Boosting Gradient Boosting Interpretability
About the paper
This research paper was written in summer 2020 within the Master’s seminar Data Mining in Marketing: Data Driven Customer Analytics with Machine Learning. In partial fulfillment of the requirements of the seminar, I predicted and interpreted cross-selling purchase probabilities using XGBoost and SHAP values in R. Read the full paper here: Boosting Gradient Boosting Interpretability: Predicting and Interpreting Cross-Selling Purchase Probabilities of a Large German Savings Bank.
Introduction and Findings
Powerful analytical methods lead to more efficient and effective data-driven marketing (Wedel & Kannan 2016). Especially machine learning has become popular in this field due to the high predictiveness of its algorithms. A challenge is, however, that complex machine learning models are generally black-box models. Hence, data goes in, and results come out, but it is unknown or hidden to its users how these models came up with its results. Increasing interpretability is vital because it grows users’ confidence and trust in machine learning models. Users do not adopt models that fail to do so (Ribeiro et al. 2016). Also, enhanced interpretability extends the knowledge derived from models. Therefore, eliminating the tradeoff between a model’s accuracy and a model’s interpretability has gained many researchers’ attention (Ribeiro et al. 2016, Lundberg & Lee 2017, Chen et al. 2018, Lipton 2018).
In this paper, I use a data set from a large German savings bank to predict cross-selling purchase probabilities and decisions in the customer base. This paper aims to (1) to accurately predict whether an already existing customer will open a checking account and (2) to explore which effect the features have on the prediction to enhance the interpretability of the model. The paper leverages one of the leading gradient boosting algorithms, namely XGBoost, to reach these goals. It has been used with great success in many machine learning and data mining challenges (Chen & Guestrin 2016). Moreover, I implement SHapley Additive exPlanations (SHAP) values to tackle the lack of boosted trees’ interpretability (Friedman 2001).

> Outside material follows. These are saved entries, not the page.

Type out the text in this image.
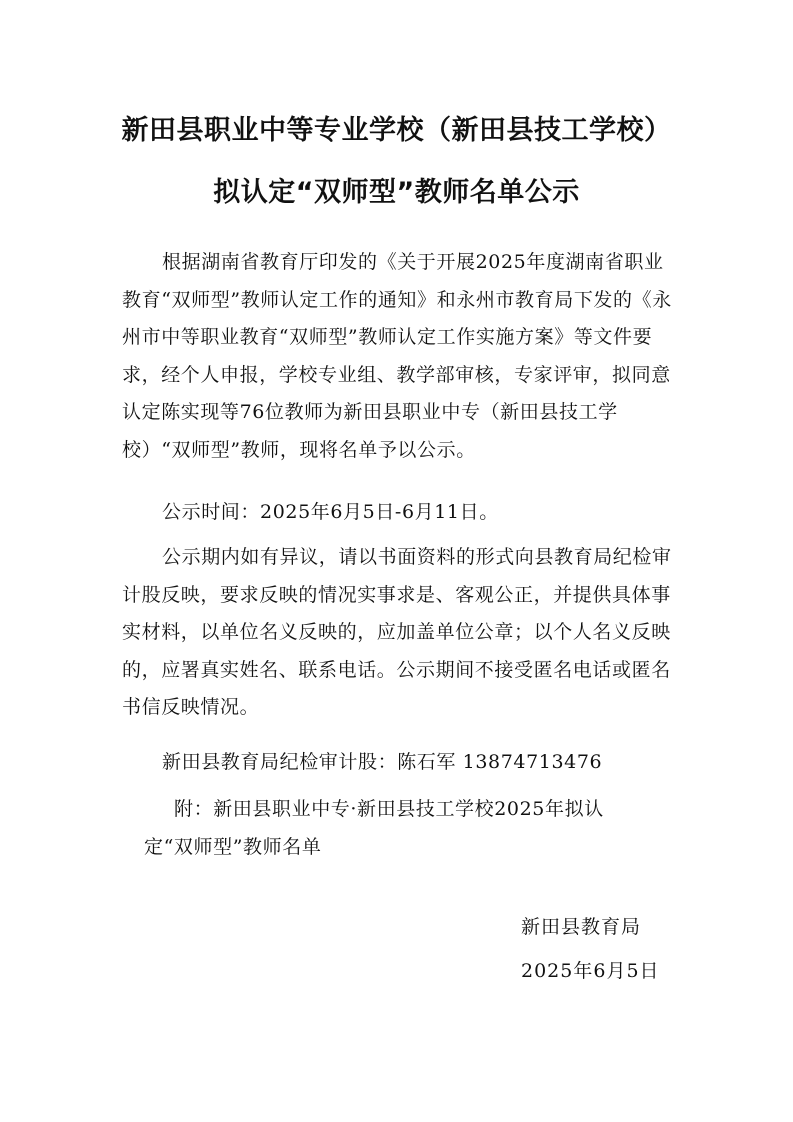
新田县职业中等专业学校（新田县技工学校）
拟认定“双师型”教师名单公示

根据湖南省教育厅印发的《关于开展2025年度湖南省职业教育“双师型”教师认定工作的通知》和永州市教育局下发的《永州市中等职业教育“双师型”教师认定工作实施方案》等文件要求，经个人申报，学校专业组、教学部审核，专家评审，拟同意认定陈实现等76位教师为新田县职业中专（新田县技工学校）“双师型”教师，现将名单予以公示。

公示时间：2025年6月5日-6月11日。

公示期内如有异议，请以书面资料的形式向县教育局纪检审计股反映，要求反映的情况实事求是、客观公正，并提供具体事实材料，以单位名义反映的，应加盖单位公章；以个人名义反映的，应署真实姓名、联系电话。公示期间不接受匿名电话或匿名书信反映情况。

新田县教育局纪检审计股：陈石军 13874713476

附：新田县职业中专·新田县技工学校2025年拟认
定“双师型”教师名单
新田县教育局
2025年6月5日
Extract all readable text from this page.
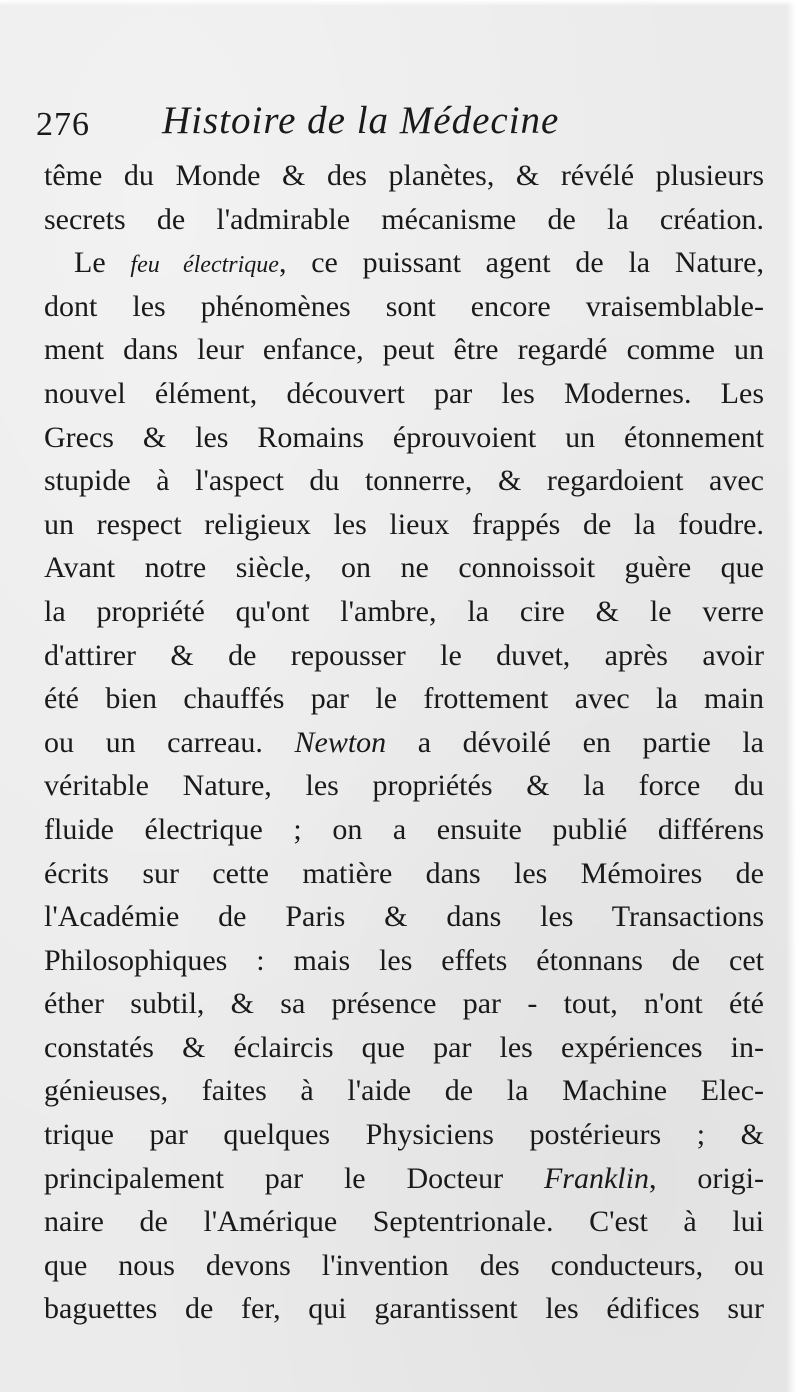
276 Histoire de la Médecine
tême du Monde & des planètes, & révélé plusieurs
secrets de l'admirable mécanisme de la création.
Le feu électrique, ce puissant agent de la Nature,
dont les phénomènes sont encore vraisemblable-
ment dans leur enfance, peut être regardé comme un
nouvel élément, découvert par les Modernes. Les
Grecs & les Romains éprouvoient un étonnement
stupide à l'aspect du tonnerre, & regardoient avec
un respect religieux les lieux frappés de la foudre.
Avant notre siècle, on ne connoissoit guère que
la propriété qu'ont l'ambre, la cire & le verre
d'attirer & de repousser le duvet, après avoir
été bien chauffés par le frottement avec la main
ou un carreau. Newton a dévoilé en partie la
véritable Nature, les propriétés & la force du
fluide électrique ; on a ensuite publié différens
écrits sur cette matière dans les Mémoires de
l'Académie de Paris & dans les Transactions
Philosophiques : mais les effets étonnans de cet
éther subtil, & sa présence par - tout, n'ont été
constatés & éclaircis que par les expériences in-
génieuses, faites à l'aide de la Machine Elec-
trique par quelques Physiciens postérieurs ; &
principalement par le Docteur Franklin, origi-
naire de l'Amérique Septentrionale. C'est à lui
que nous devons l'invention des conducteurs, ou
baguettes de fer, qui garantissent les édifices sur
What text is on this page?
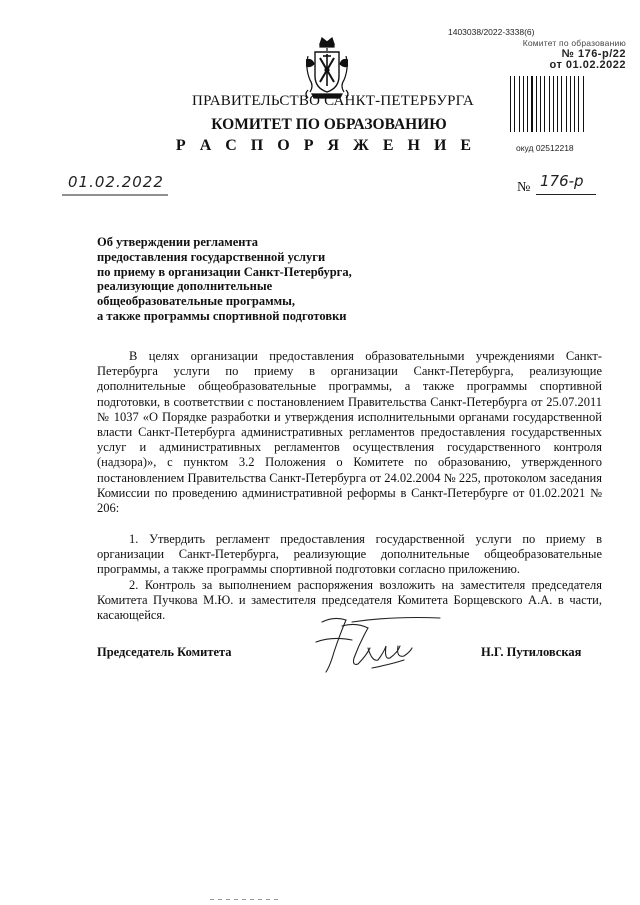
1403038/2022-3338(6)
Комитет по образованию
№ 176-р/22
от 01.02.2022
ПРАВИТЕЛЬСТВО САНКТ-ПЕТЕРБУРГА
КОМИТЕТ ПО ОБРАЗОВАНИЮ
Р А С П О Р Я Ж Е Н И Е	окуд 02512218
01.02.2022	№ 176-р
Об утверждении регламента
предоставления государственной услуги
по приему в организации Санкт-Петербурга,
реализующие дополнительные
общеобразовательные программы,
а также программы спортивной подготовки

В целях организации предоставления образовательными учреждениями Санкт-Петербурга услуги по приему в организации Санкт-Петербурга, реализующие дополнительные общеобразовательные программы, а также программы спортивной подготовки, в соответствии с постановлением Правительства Санкт-Петербурга от 25.07.2011 № 1037 «О Порядке разработки и утверждения исполнительными органами государственной власти Санкт-Петербурга административных регламентов предоставления государственных услуг и административных регламентов осуществления государственного контроля (надзора)», с пунктом 3.2 Положения о Комитете по образованию, утвержденного постановлением Правительства Санкт-Петербурга от 24.02.2004 № 225, протоколом заседания Комиссии по проведению административной реформы в Санкт-Петербурге от 01.02.2021 № 206:

1. Утвердить регламент предоставления государственной услуги по приему в организации Санкт-Петербурга, реализующие дополнительные общеобразовательные программы, а также программы спортивной подготовки согласно приложению.

2. Контроль за выполнением распоряжения возложить на заместителя председателя Комитета Пучкова М.Ю. и заместителя председателя Комитета Борщевского А.А. в части, касающейся.

Председатель Комитета	Н.Г. Путиловская
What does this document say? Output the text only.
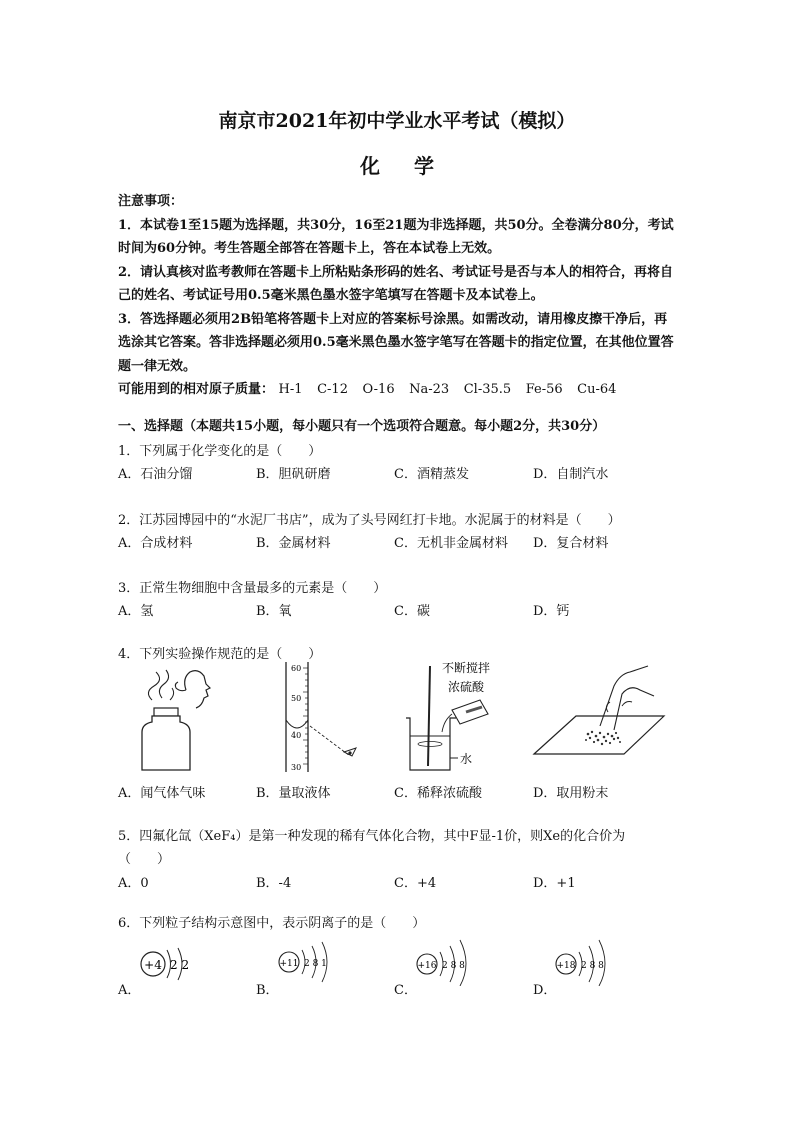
南京市2021年初中学业水平考试（模拟）
化学

注意事项：

1．本试卷1至15题为选择题，共30分，16至21题为非选择题，共50分。全卷满分80分，考试时间为60分钟。考生答题全部答在答题卡上，答在本试卷上无效。

2．请认真核对监考教师在答题卡上所粘贴条形码的姓名、考试证号是否与本人的相符合，再将自己的姓名、考试证号用0.5毫米黑色墨水签字笔填写在答题卡及本试卷上。

3．答选择题必须用2B铅笔将答题卡上对应的答案标号涂黑。如需改动，请用橡皮擦干净后，再选涂其它答案。答非选择题必须用0.5毫米黑色墨水签字笔写在答题卡的指定位置，在其他位置答题一律无效。

可能用到的相对原子质量： H-1 C-12 O-16 Na-23 Cl-35.5 Fe-56 Cu-64

一、选择题（本题共15小题，每小题只有一个选项符合题意。每小题2分，共30分）
1．下列属于化学变化的是（　　）
A．石油分馏	B．胆矾研磨	C．酒精蒸发	D．自制汽水
2．江苏园博园中的“水泥厂书店”，成为了头号网红打卡地。水泥属于的材料是（　　）
A．合成材料	B．金属材料	C．无机非金属材料 D．复合材料
3．正常生物细胞中含量最多的元素是（　　）
A．氢	B．氧	C．碳	D．钙
4．下列实验操作规范的是（　　）
60
50
40
30
不断搅拌
浓硫酸
水
A．闻气体气味	B．量取液体	C．稀释浓硫酸	D．取用粉末
5．四氟化氙（XeF₄）是第一种发现的稀有气体化合物，其中F显-1价，则Xe的化合价为
（　　）
A．0	B．-4	C．+4	D．+1
6．下列粒子结构示意图中，表示阴离子的是（　　）
+4 2 2	+11 2 8 1	+16 2 8 8	+18 2 8 8
A．	B．	C．	D．
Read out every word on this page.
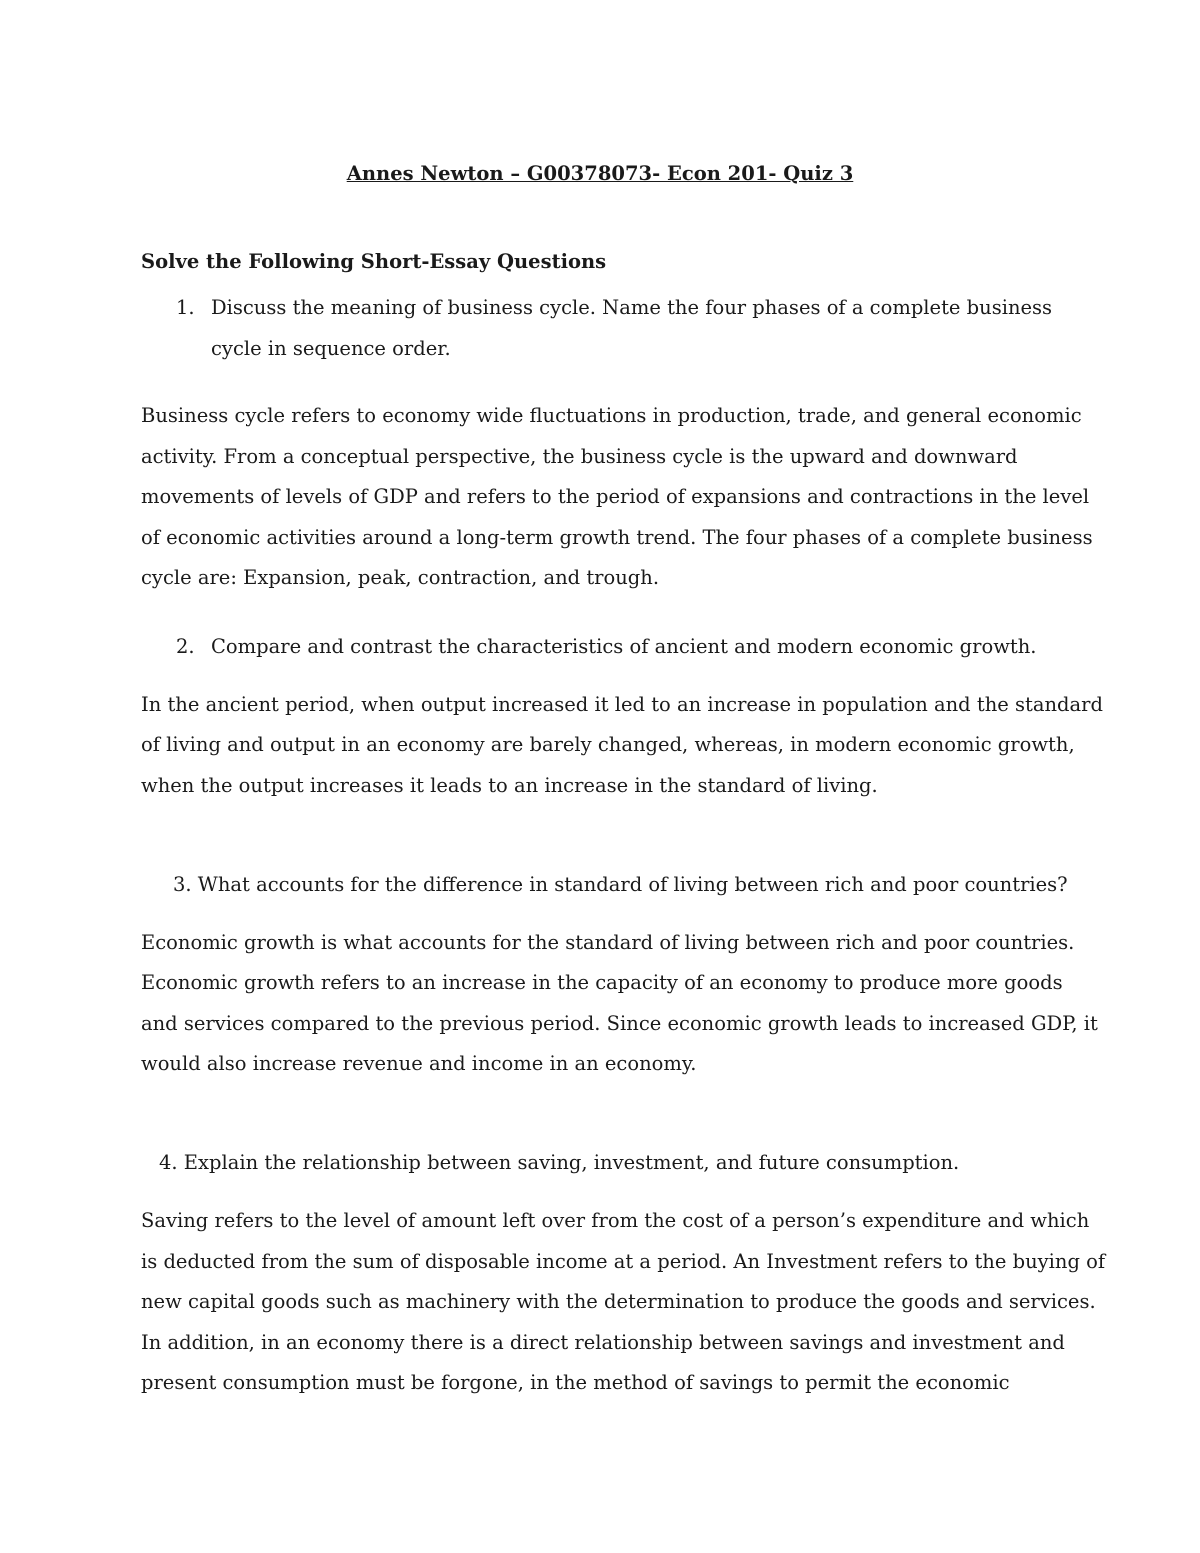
Annes Newton – G00378073- Econ 201- Quiz 3
Solve the Following Short-Essay Questions
1. Discuss the meaning of business cycle. Name the four phases of a complete business
cycle in sequence order.
Business cycle refers to economy wide fluctuations in production, trade, and general economic
activity. From a conceptual perspective, the business cycle is the upward and downward
movements of levels of GDP and refers to the period of expansions and contractions in the level
of economic activities around a long-term growth trend. The four phases of a complete business
cycle are: Expansion, peak, contraction, and trough.
2. Compare and contrast the characteristics of ancient and modern economic growth.
In the ancient period, when output increased it led to an increase in population and the standard
of living and output in an economy are barely changed, whereas, in modern economic growth,
when the output increases it leads to an increase in the standard of living.
3. What accounts for the difference in standard of living between rich and poor countries?
Economic growth is what accounts for the standard of living between rich and poor countries.
Economic growth refers to an increase in the capacity of an economy to produce more goods
and services compared to the previous period. Since economic growth leads to increased GDP, it
would also increase revenue and income in an economy.
4. Explain the relationship between saving, investment, and future consumption.
Saving refers to the level of amount left over from the cost of a person’s expenditure and which
is deducted from the sum of disposable income at a period. An Investment refers to the buying of
new capital goods such as machinery with the determination to produce the goods and services.
In addition, in an economy there is a direct relationship between savings and investment and
present consumption must be forgone, in the method of savings to permit the economic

Regarding the first research question, a hyperparameter-tuned XGBoost model’s predictive accuracy proves superior compared to a benchmark logit model. A disadvantage, however, is that more complex models are more computationally expensive than simple models. Concerning the second research question, it becomes clear that SHAP values enable its users to critically examine complex models and understand how dependent variables were predicted. Through this method, users gain further knowledge about the importance, extent, and direction of feature variables on the target variable. Although causal statements cannot be made through this approach, it still helps users gain trust in the model, find ways to improve the model and get a new understanding of the data. When using ordinary feature impact tools, this would not be feasible to such an extent.
The analysis unfolds that this so-called black-box model applies among other trends discovered in the research of RFM-models (Bauer 1988, Miglautsch 2000). For example, customers that have recently acquired another product have a higher predictive value of opening a checking account than customers who have not. Also, the more active customers are (as measured by logins), the higher is the prediction value. Other trends found in the data are that younger customers exhibit a higher prediction probability than older customers and that checking account ads always lead to a positive effect on the prediction, although varying.
The paper’s main conclusion is that XGBoost models have their place in practice for predicting cross-selling purchase probabilities and decisions. One of the most significant disadvantages - lack of interpretability - can be mitigated with SHAP values that greatly expand the transparency, explainability, interpretability of complex tree-based models.